Emphasizing learning can add value both to the process of developing the CDCS and to its implementation over the five-year period it covers. Build on what your Mission already does well. It takes time to become an effective learning organization, so don't feel daunted and don't expect to change everything at once.

Recognizing that in almost all organizations there is room to improve strategies for acquiring, learning from, and managing useful information that can enhance program effectiveness, USAID's CDCS encourages Missions to develop and implement a plan that will help the Mission and its partners benefit from a continuous learning process that is focused squarely on the achievement of the strategy's Development Objectives and the CDCS Goal.

Learning Plans in Missions are envisioned as one of several important elements in USAID's Strategic Learning Plan which is outlined in a presentation given to USAID Senior Staff in the Spring of 2012 and in a draft Learning Guide that is being prepared by PPL/LER. Both of these products are available thorough this kit page. They complement instructions provide in USAID's CDCS Guidance on the preparation of a Learning Plan for a CDCS and other materials provided on USAID's Learning Lab portal.

What a CDCS Learning Plan Addresses

Learning approaches should provide for:

  • Facilitating coordination, collaboration, and exchange of experiential knowledge internally and with external stakeholders;
  • Testing development hypotheses, filling critical knowledge gaps, and addressing uncertainties in the hypotheses with new research or syntheses of existing analyses;
  • Ensuring new learning, innovations, and performance information gained through monitoring and evaluation inform strategy implementation; and
  • Identifying and monitoring game changers—the broad conditions that are beyond the Mission's control but could evolve to impede strategy implementation—based on associated tripwires that may trigger programmatic and project contingencies or even changes in strategic direction.

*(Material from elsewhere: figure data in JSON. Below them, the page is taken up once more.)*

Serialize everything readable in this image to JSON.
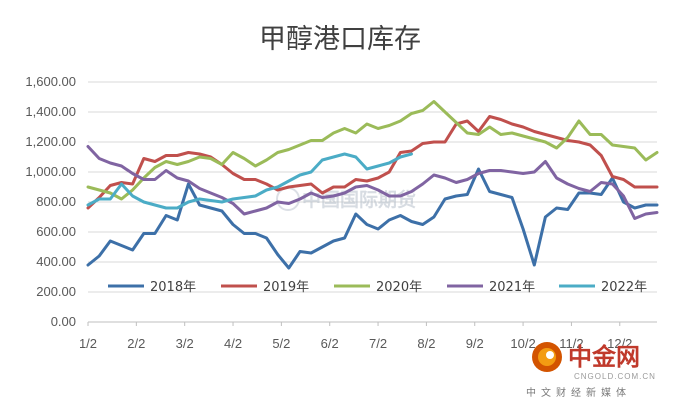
{
  "chart_data": {
    "type": "line",
    "title": "甲醇港口库存",
    "xlabel": "",
    "ylabel": "",
    "ylim": [
      0,
      1600
    ],
    "y_ticks": [
      "0.00",
      "200.00",
      "400.00",
      "600.00",
      "800.00",
      "1,000.00",
      "1,200.00",
      "1,400.00",
      "1,600.00"
    ],
    "x_tick_labels": [
      "1/2",
      "2/2",
      "3/2",
      "4/2",
      "5/2",
      "6/2",
      "7/2",
      "8/2",
      "9/2",
      "10/2",
      "11/2",
      "12/2"
    ],
    "x_count": 52,
    "grid": true,
    "legend_position": "bottom-inside",
    "series": [
      {
        "name": "2018年",
        "color": "#3d70a8",
        "values": [
          380,
          440,
          540,
          510,
          480,
          590,
          590,
          710,
          680,
          920,
          780,
          760,
          740,
          650,
          590,
          590,
          560,
          450,
          360,
          470,
          460,
          500,
          540,
          560,
          720,
          650,
          620,
          680,
          710,
          670,
          650,
          700,
          820,
          840,
          850,
          1020,
          870,
          850,
          830,
          620,
          380,
          700,
          760,
          750,
          860,
          860,
          850,
          960,
          800,
          760,
          780,
          780
        ]
      },
      {
        "name": "2019年",
        "color": "#c0504d",
        "values": [
          760,
          830,
          910,
          930,
          920,
          1090,
          1070,
          1110,
          1110,
          1130,
          1120,
          1100,
          1050,
          990,
          950,
          950,
          920,
          880,
          900,
          910,
          920,
          860,
          900,
          900,
          950,
          940,
          960,
          1000,
          1130,
          1140,
          1190,
          1200,
          1200,
          1320,
          1340,
          1270,
          1370,
          1350,
          1320,
          1300,
          1270,
          1250,
          1230,
          1210,
          1200,
          1180,
          1110,
          970,
          950,
          900,
          900,
          900
        ]
      },
      {
        "name": "2020年",
        "color": "#9bbb59",
        "values": [
          900,
          880,
          860,
          820,
          880,
          960,
          1030,
          1070,
          1050,
          1070,
          1100,
          1090,
          1050,
          1130,
          1090,
          1040,
          1080,
          1130,
          1150,
          1180,
          1210,
          1210,
          1260,
          1290,
          1260,
          1320,
          1290,
          1310,
          1340,
          1390,
          1410,
          1470,
          1400,
          1330,
          1260,
          1250,
          1300,
          1250,
          1260,
          1240,
          1220,
          1200,
          1160,
          1230,
          1340,
          1250,
          1250,
          1180,
          1170,
          1160,
          1080,
          1130
        ]
      },
      {
        "name": "2021年",
        "color": "#8064a2",
        "values": [
          1170,
          1090,
          1060,
          1040,
          990,
          950,
          950,
          1010,
          960,
          940,
          890,
          860,
          830,
          790,
          720,
          740,
          760,
          800,
          790,
          820,
          860,
          830,
          840,
          860,
          900,
          910,
          880,
          840,
          840,
          870,
          920,
          980,
          960,
          930,
          950,
          990,
          1010,
          1010,
          1000,
          990,
          1000,
          1070,
          960,
          920,
          890,
          870,
          930,
          920,
          840,
          690,
          720,
          730
        ]
      },
      {
        "name": "2022年",
        "color": "#4bacc6",
        "values": [
          780,
          820,
          820,
          920,
          840,
          800,
          780,
          760,
          760,
          800,
          820,
          810,
          800,
          820,
          830,
          840,
          880,
          900,
          940,
          980,
          1000,
          1080,
          1100,
          1120,
          1100,
          1020,
          1040,
          1060,
          1100,
          1120
        ]
      }
    ]
  },
  "logo": {
    "main": "中金网",
    "sub": "CNGOLD.COM.CN",
    "cn": "中文财经新媒体"
  },
  "watermark": {
    "text": "中国国际期货"
  }
}
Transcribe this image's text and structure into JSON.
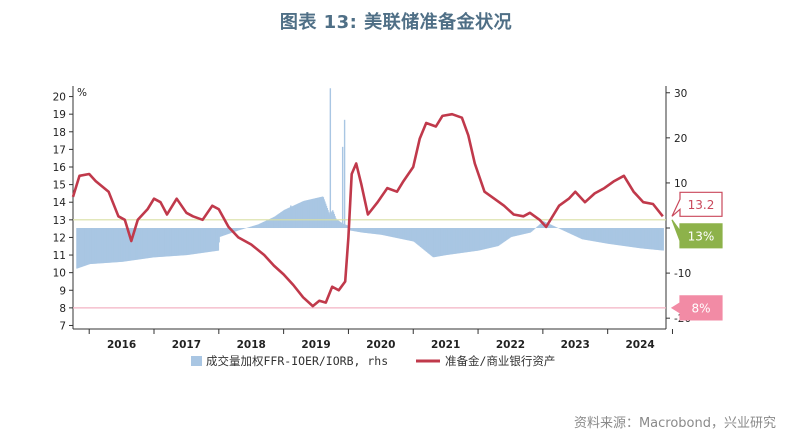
{
  "title": "图表 13: 美联储准备金状况",
  "source": "资料来源：Macrobond，兴业研究",
  "chart_data": {
    "type": "line",
    "x_range": [
      2015.75,
      2024.9
    ],
    "x_ticks": [
      "2016",
      "2017",
      "2018",
      "2019",
      "2020",
      "2021",
      "2022",
      "2023",
      "2024"
    ],
    "left_axis": {
      "unit": "%",
      "ylim": [
        6.8,
        20.6
      ],
      "ticks": [
        7,
        8,
        9,
        10,
        11,
        12,
        13,
        14,
        15,
        16,
        17,
        18,
        19,
        20
      ]
    },
    "right_axis": {
      "ylim": [
        -22.4,
        31.5
      ],
      "ticks": [
        -20,
        -10,
        0,
        10,
        20,
        30
      ],
      "tick_labels": [
        "-20",
        "-10",
        "",
        "10",
        "20",
        "30"
      ]
    },
    "series": [
      {
        "name": "成交量加权FFR-IOER/IORB, rhs",
        "kind": "bar",
        "axis": "right",
        "color": "#a9c6e3",
        "x": [
          2015.8,
          2016.0,
          2016.5,
          2016.99,
          2017.0,
          2017.5,
          2017.99,
          2018.0,
          2018.3,
          2018.6,
          2018.85,
          2019.0,
          2019.3,
          2019.6,
          2019.7,
          2019.75,
          2019.8,
          2019.9,
          2019.99,
          2020.0,
          2020.2,
          2020.5,
          2021.0,
          2021.3,
          2021.5,
          2022.0,
          2022.3,
          2022.5,
          2022.8,
          2023.0,
          2023.3,
          2023.6,
          2024.0,
          2024.5,
          2024.85
        ],
        "values": [
          -9.0,
          -8.0,
          -7.5,
          -6.5,
          -6.5,
          -6.0,
          -5.0,
          -2.0,
          -0.5,
          0.8,
          2.5,
          4.0,
          6.0,
          7.0,
          3.0,
          4.0,
          2.0,
          1.0,
          0.5,
          -0.5,
          -1.0,
          -1.5,
          -3.0,
          -6.5,
          -6.0,
          -5.0,
          -4.0,
          -2.0,
          -1.0,
          1.5,
          -0.5,
          -2.5,
          -3.5,
          -4.5,
          -5.0
        ],
        "spikes": [
          {
            "x": 2019.71,
            "value": 31.0
          },
          {
            "x": 2019.93,
            "value": 24.0
          },
          {
            "x": 2019.9,
            "value": 18.0
          },
          {
            "x": 2019.1,
            "value": 5.0
          }
        ]
      },
      {
        "name": "准备金/商业银行资产",
        "kind": "line",
        "axis": "left",
        "color": "#c0394b",
        "x": [
          2015.75,
          2015.85,
          2016.0,
          2016.1,
          2016.3,
          2016.45,
          2016.55,
          2016.65,
          2016.75,
          2016.9,
          2017.0,
          2017.1,
          2017.2,
          2017.35,
          2017.5,
          2017.6,
          2017.75,
          2017.9,
          2018.0,
          2018.15,
          2018.3,
          2018.5,
          2018.7,
          2018.85,
          2019.0,
          2019.15,
          2019.3,
          2019.45,
          2019.55,
          2019.65,
          2019.75,
          2019.85,
          2019.95,
          2020.0,
          2020.05,
          2020.12,
          2020.2,
          2020.3,
          2020.45,
          2020.6,
          2020.75,
          2020.85,
          2021.0,
          2021.1,
          2021.2,
          2021.35,
          2021.45,
          2021.6,
          2021.75,
          2021.85,
          2021.95,
          2022.1,
          2022.25,
          2022.4,
          2022.55,
          2022.7,
          2022.8,
          2022.95,
          2023.05,
          2023.15,
          2023.25,
          2023.4,
          2023.5,
          2023.65,
          2023.8,
          2023.95,
          2024.1,
          2024.25,
          2024.4,
          2024.55,
          2024.7,
          2024.85
        ],
        "values": [
          14.3,
          15.5,
          15.6,
          15.2,
          14.6,
          13.2,
          13.0,
          11.8,
          13.0,
          13.6,
          14.2,
          14.0,
          13.3,
          14.2,
          13.4,
          13.2,
          13.0,
          13.8,
          13.6,
          12.6,
          12.0,
          11.6,
          11.0,
          10.4,
          9.9,
          9.3,
          8.6,
          8.1,
          8.4,
          8.3,
          9.2,
          9.0,
          9.5,
          12.0,
          15.6,
          16.2,
          15.0,
          13.3,
          14.0,
          14.8,
          14.6,
          15.2,
          16.0,
          17.6,
          18.5,
          18.3,
          18.9,
          19.0,
          18.8,
          17.8,
          16.2,
          14.6,
          14.2,
          13.8,
          13.3,
          13.2,
          13.4,
          13.0,
          12.6,
          13.2,
          13.8,
          14.2,
          14.6,
          14.0,
          14.5,
          14.8,
          15.2,
          15.5,
          14.6,
          14.0,
          13.9,
          13.2
        ]
      }
    ],
    "reference_lines": [
      {
        "axis": "left",
        "value": 13,
        "color": "#d9dfa4",
        "label": "13%"
      },
      {
        "axis": "left",
        "value": 8,
        "color": "#f3b3c4",
        "label": "8%"
      }
    ],
    "callouts": [
      {
        "label": "13.2",
        "value": 13.2,
        "border": "#c9485b",
        "text_color": "#c9485b",
        "fill": "#ffffff"
      },
      {
        "label": "13%",
        "value": 13,
        "fill": "#8db24a",
        "text_color": "#ffffff"
      },
      {
        "label": "8%",
        "value": 8,
        "fill": "#f28ba5",
        "text_color": "#ffffff"
      }
    ],
    "legend_position": "bottom"
  }
}
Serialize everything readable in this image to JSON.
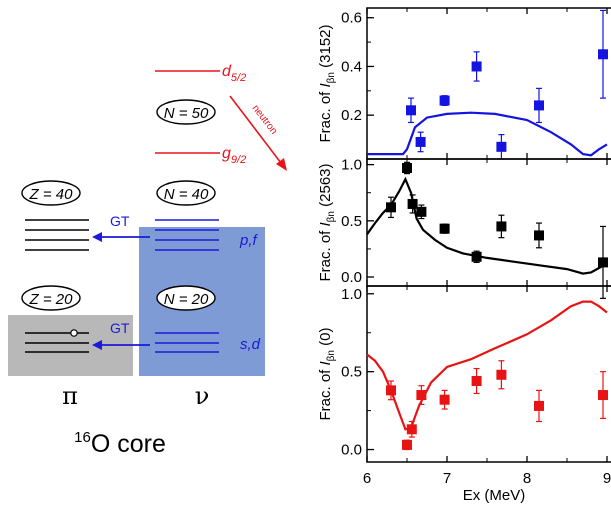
{
  "diagram": {
    "levels": {
      "d52": "d",
      "d52_sub": "5/2",
      "g92": "g",
      "g92_sub": "9/2",
      "n50": "N = 50",
      "n40": "N = 40",
      "n20": "N = 20",
      "z40": "Z = 40",
      "z20": "Z = 20",
      "pf": "p,f",
      "sd": "s,d"
    },
    "arrows": {
      "gt_upper": "GT",
      "gt_lower": "GT",
      "neutron": "neutron"
    },
    "columns": {
      "proton": "π",
      "neutron": "ν"
    },
    "core": {
      "mass": "16",
      "label": "O core"
    },
    "colors": {
      "red": "#e8141c",
      "blue": "#1a1ad8",
      "proton_box": "#b8b8b8",
      "neutron_box": "#7f9bd6"
    }
  },
  "chart_data": [
    {
      "type": "scatter",
      "ylabel_main": "Frac. of I",
      "ylabel_sub": "βn",
      "ylabel_tail": " (3152)",
      "ylim": [
        0.02,
        0.64
      ],
      "yticks": [
        "0.2",
        "0.4",
        "0.6"
      ],
      "ytick_values": [
        0.2,
        0.4,
        0.6
      ],
      "color": "#1414e0",
      "points": [
        {
          "x": 6.55,
          "y": 0.22,
          "err": 0.05
        },
        {
          "x": 6.67,
          "y": 0.09,
          "err": 0.04
        },
        {
          "x": 6.97,
          "y": 0.26,
          "err": 0.02
        },
        {
          "x": 7.37,
          "y": 0.4,
          "err": 0.06
        },
        {
          "x": 7.68,
          "y": 0.07,
          "err": 0.05
        },
        {
          "x": 8.15,
          "y": 0.24,
          "err": 0.07
        },
        {
          "x": 8.95,
          "y": 0.45,
          "err": 0.18
        }
      ],
      "curve": [
        [
          6.0,
          0.04
        ],
        [
          6.45,
          0.04
        ],
        [
          6.5,
          0.06
        ],
        [
          6.6,
          0.15
        ],
        [
          6.75,
          0.19
        ],
        [
          7.0,
          0.205
        ],
        [
          7.3,
          0.21
        ],
        [
          7.6,
          0.205
        ],
        [
          8.0,
          0.18
        ],
        [
          8.3,
          0.13
        ],
        [
          8.55,
          0.08
        ],
        [
          8.7,
          0.04
        ],
        [
          8.8,
          0.035
        ],
        [
          8.9,
          0.06
        ],
        [
          9.0,
          0.08
        ]
      ]
    },
    {
      "type": "scatter",
      "ylabel_main": "Frac. of I",
      "ylabel_sub": "βn",
      "ylabel_tail": " (2563)",
      "ylim": [
        -0.08,
        1.05
      ],
      "yticks": [
        "0.0",
        "0.5",
        "1.0"
      ],
      "ytick_values": [
        0.0,
        0.5,
        1.0
      ],
      "color": "#000000",
      "points": [
        {
          "x": 6.3,
          "y": 0.62,
          "err": 0.09
        },
        {
          "x": 6.5,
          "y": 0.97,
          "err": 0.05
        },
        {
          "x": 6.57,
          "y": 0.65,
          "err": 0.08
        },
        {
          "x": 6.68,
          "y": 0.58,
          "err": 0.06
        },
        {
          "x": 6.97,
          "y": 0.43,
          "err": 0.04
        },
        {
          "x": 7.37,
          "y": 0.18,
          "err": 0.05
        },
        {
          "x": 7.68,
          "y": 0.45,
          "err": 0.1
        },
        {
          "x": 8.15,
          "y": 0.37,
          "err": 0.11
        },
        {
          "x": 8.95,
          "y": 0.13,
          "err": 0.32
        }
      ],
      "curve": [
        [
          6.0,
          0.38
        ],
        [
          6.1,
          0.48
        ],
        [
          6.2,
          0.57
        ],
        [
          6.3,
          0.64
        ],
        [
          6.4,
          0.76
        ],
        [
          6.48,
          0.87
        ],
        [
          6.55,
          0.75
        ],
        [
          6.62,
          0.52
        ],
        [
          6.7,
          0.42
        ],
        [
          6.85,
          0.33
        ],
        [
          7.0,
          0.26
        ],
        [
          7.2,
          0.21
        ],
        [
          7.5,
          0.17
        ],
        [
          7.8,
          0.14
        ],
        [
          8.2,
          0.1
        ],
        [
          8.5,
          0.07
        ],
        [
          8.7,
          0.03
        ],
        [
          8.8,
          0.04
        ],
        [
          8.9,
          0.08
        ],
        [
          9.0,
          0.12
        ]
      ]
    },
    {
      "type": "scatter",
      "ylabel_main": "Frac. of I",
      "ylabel_sub": "βn",
      "ylabel_tail": " (0)",
      "ylim": [
        -0.08,
        1.05
      ],
      "yticks": [
        "0.0",
        "0.5",
        "1.0"
      ],
      "ytick_values": [
        0.0,
        0.5,
        1.0
      ],
      "color": "#e81414",
      "xlabel": "Ex (MeV)",
      "xticks": [
        "6",
        "7",
        "8",
        "9"
      ],
      "xtick_values": [
        6,
        7,
        8,
        9
      ],
      "xlim": [
        6.0,
        9.05
      ],
      "points": [
        {
          "x": 6.3,
          "y": 0.38,
          "err": 0.06
        },
        {
          "x": 6.5,
          "y": 0.03,
          "err": 0.03
        },
        {
          "x": 6.56,
          "y": 0.13,
          "err": 0.05
        },
        {
          "x": 6.68,
          "y": 0.35,
          "err": 0.06
        },
        {
          "x": 6.97,
          "y": 0.32,
          "err": 0.06
        },
        {
          "x": 7.37,
          "y": 0.44,
          "err": 0.08
        },
        {
          "x": 7.68,
          "y": 0.48,
          "err": 0.09
        },
        {
          "x": 8.15,
          "y": 0.28,
          "err": 0.1
        },
        {
          "x": 8.95,
          "y": 0.35,
          "err": 0.15
        }
      ],
      "curve": [
        [
          6.0,
          0.61
        ],
        [
          6.1,
          0.57
        ],
        [
          6.2,
          0.5
        ],
        [
          6.3,
          0.38
        ],
        [
          6.4,
          0.24
        ],
        [
          6.48,
          0.13
        ],
        [
          6.55,
          0.14
        ],
        [
          6.65,
          0.28
        ],
        [
          6.8,
          0.43
        ],
        [
          7.0,
          0.53
        ],
        [
          7.3,
          0.58
        ],
        [
          7.6,
          0.65
        ],
        [
          8.0,
          0.74
        ],
        [
          8.3,
          0.83
        ],
        [
          8.55,
          0.92
        ],
        [
          8.7,
          0.95
        ],
        [
          8.8,
          0.95
        ],
        [
          8.9,
          0.92
        ],
        [
          9.0,
          0.88
        ]
      ]
    }
  ]
}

Most Missions already gather performance monitoring information, undertake evaluations, hold portfolio reviews, and meet with their government and other implementing partners. Fewer, however, are easily able to say what they learned from monitoring and evaluating elements of their portfolio; what they did differently because they acquired these types of information; how they acted on an evaluation recommendation or findings reported in a recent string of journal articles in a particular field; or how a portfolio review decision improved the effectiveness of the Mission's program. Learning approaches, as this suggests, may not necessarily require larger investments in information acquisition. They may, however, require a reallocation of what many Mission staff view as being their scarcest resource: time.

Among the already completed CDCSs there are several that have well-developed learning approaches that are available on the USAID Country Strategies webpage. Of these, USAID has identified the USAID/Uganda Collaborating, Learning and Adapting (CLA) Plan as incorporating many of the features it hopes to see in Mission Learning Plans.